Mas, Ataulfo levava fé naquela história da mulher que “achava bonito não ter o que comer”. Ofereceu o samba a uns e outras – rejeição total. “Que me apareça alguém que diga que quis gravar. Mentira. Ninguém. Ninguém quis. Daí resolvi eu mesmo gravar”, disse o sambista com seu jeito enfático no histórico depoimento ao MIS em 17 de novembro de 1966, e transformado no disco Eu, Ataulfo em 1969, um ano após sua morte. A fala dele aqui não é transcrição; reproduzo de livre memória o que ouvi encantado aos 12 anos de idade.
E já que usei a palavra “encantado”...

Sem a menor vaidade

Foi no subúrbio carioca, no bairro Encantado, zona norte do Rio, onde viveu a inspiradora do legendário samba
Ai, Que Saudades da Amélia!
Amélia dos Santos Ferreira viveu até os 91 anos, quando uma pneumonia foi matá-la dentro de sua casa no dia 27 de julho de 2001. Nesta época ela havia se mudado para a zona oeste do Rio, em Realengo.
Esta mulher foi casada desde seus 14 anos de idade com o tipógrafo Pedro Prisco Ferreira. Em 45 anos de vida conjugal o casal botou 13 filhos no mundo. Para sustentar tantas bocas, Amélia fazia faxina e lavava roupa na casa de dona Eugênia, mãe da cantora Aracy de Almeida.
Aracy tinha um irmão baterista, o Almeidinha. O rapaz admirava a disposição de Amélia para o trabalho, sem nunca reclamar de nada. Sempre que a via na labuta, Almeidinha sacava o pandeiro e cantarolava: “Amélia não tem a menor vaidade / Amélia é que é mulher de verdade / Pega a roupa e lava à vontade".
Este caso chegou aos ouvidos do ator e poeta Mário Lago. O resto da história você já leu no início da postagem.
Só falta eu te contar que Ataulfo gravou Ai, Que Saudades da Amélia! no final de novembro de 1941, e o disco foi lançado em janeiro de 1942. Sucesso estrondoso no Carnaval daquele ano. Ataulfo gravou com o conjunto Academia do Samba. Sabe quem o acompanhou no cavaquinho? O lendário Jacob do Bandolim...

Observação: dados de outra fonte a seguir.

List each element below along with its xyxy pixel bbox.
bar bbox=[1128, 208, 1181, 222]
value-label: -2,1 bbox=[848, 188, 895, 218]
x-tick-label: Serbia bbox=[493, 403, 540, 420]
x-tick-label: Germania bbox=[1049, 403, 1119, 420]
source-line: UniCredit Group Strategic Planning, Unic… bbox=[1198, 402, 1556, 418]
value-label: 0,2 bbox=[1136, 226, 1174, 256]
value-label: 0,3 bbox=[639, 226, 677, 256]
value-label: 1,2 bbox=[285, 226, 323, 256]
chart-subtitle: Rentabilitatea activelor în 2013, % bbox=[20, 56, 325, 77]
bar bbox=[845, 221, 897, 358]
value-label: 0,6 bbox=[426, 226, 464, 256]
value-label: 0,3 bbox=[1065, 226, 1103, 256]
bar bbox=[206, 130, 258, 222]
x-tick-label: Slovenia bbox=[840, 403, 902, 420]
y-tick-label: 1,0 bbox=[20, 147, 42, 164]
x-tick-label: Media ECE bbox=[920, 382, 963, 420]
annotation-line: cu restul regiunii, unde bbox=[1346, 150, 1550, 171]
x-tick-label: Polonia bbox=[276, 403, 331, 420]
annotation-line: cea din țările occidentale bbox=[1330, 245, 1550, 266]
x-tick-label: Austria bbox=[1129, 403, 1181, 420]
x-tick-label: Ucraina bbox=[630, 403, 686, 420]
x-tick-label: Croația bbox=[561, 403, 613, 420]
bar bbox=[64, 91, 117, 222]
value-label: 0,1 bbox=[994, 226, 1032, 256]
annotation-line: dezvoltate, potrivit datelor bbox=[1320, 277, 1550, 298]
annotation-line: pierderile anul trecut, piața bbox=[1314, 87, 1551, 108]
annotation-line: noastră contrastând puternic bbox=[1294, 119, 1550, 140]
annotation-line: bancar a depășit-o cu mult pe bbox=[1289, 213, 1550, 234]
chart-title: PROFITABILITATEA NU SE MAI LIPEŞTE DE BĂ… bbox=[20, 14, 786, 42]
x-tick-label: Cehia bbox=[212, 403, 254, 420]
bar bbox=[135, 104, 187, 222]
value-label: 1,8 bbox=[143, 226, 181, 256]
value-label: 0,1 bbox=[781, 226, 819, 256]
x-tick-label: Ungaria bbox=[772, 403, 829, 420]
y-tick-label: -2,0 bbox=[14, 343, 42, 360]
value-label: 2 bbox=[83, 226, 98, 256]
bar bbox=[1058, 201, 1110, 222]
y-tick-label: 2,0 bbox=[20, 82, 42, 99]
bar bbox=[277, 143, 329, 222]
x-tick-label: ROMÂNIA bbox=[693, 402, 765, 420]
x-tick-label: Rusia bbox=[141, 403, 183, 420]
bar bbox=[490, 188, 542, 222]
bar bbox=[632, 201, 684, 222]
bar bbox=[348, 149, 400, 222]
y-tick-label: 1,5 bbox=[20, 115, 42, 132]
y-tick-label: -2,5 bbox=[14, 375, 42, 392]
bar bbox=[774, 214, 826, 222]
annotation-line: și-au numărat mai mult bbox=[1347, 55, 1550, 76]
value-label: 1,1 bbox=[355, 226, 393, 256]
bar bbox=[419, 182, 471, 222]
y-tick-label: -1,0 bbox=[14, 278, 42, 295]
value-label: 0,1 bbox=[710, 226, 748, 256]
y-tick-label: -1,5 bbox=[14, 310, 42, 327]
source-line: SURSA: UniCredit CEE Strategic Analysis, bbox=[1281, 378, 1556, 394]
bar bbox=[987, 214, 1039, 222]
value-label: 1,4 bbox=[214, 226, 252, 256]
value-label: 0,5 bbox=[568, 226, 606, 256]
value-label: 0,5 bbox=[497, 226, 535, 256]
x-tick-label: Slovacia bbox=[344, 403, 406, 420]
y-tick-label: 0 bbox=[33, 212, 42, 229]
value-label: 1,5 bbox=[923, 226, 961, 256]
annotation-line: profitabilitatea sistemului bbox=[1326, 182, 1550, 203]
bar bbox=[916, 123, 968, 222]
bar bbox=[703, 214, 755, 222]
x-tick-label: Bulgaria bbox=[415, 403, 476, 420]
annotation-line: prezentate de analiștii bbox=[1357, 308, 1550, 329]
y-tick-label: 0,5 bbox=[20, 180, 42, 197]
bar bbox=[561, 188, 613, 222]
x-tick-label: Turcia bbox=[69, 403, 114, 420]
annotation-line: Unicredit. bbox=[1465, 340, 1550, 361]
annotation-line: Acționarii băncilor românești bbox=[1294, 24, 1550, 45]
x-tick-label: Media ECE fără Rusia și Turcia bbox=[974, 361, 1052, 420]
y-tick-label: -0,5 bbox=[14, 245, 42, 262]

Só não sei ainda se Ataulfo ou Mário deram alguma graninha para Amélia, a título de gratidão pela inspiração que tanto lhes rendeu.
Procuro por uma edição da extinta revista Manchete do ano de 1976, onde há uma reportagem sobre Amélia, fotografada por Carlos Humberto TDC com texto de Atenéia Feijó.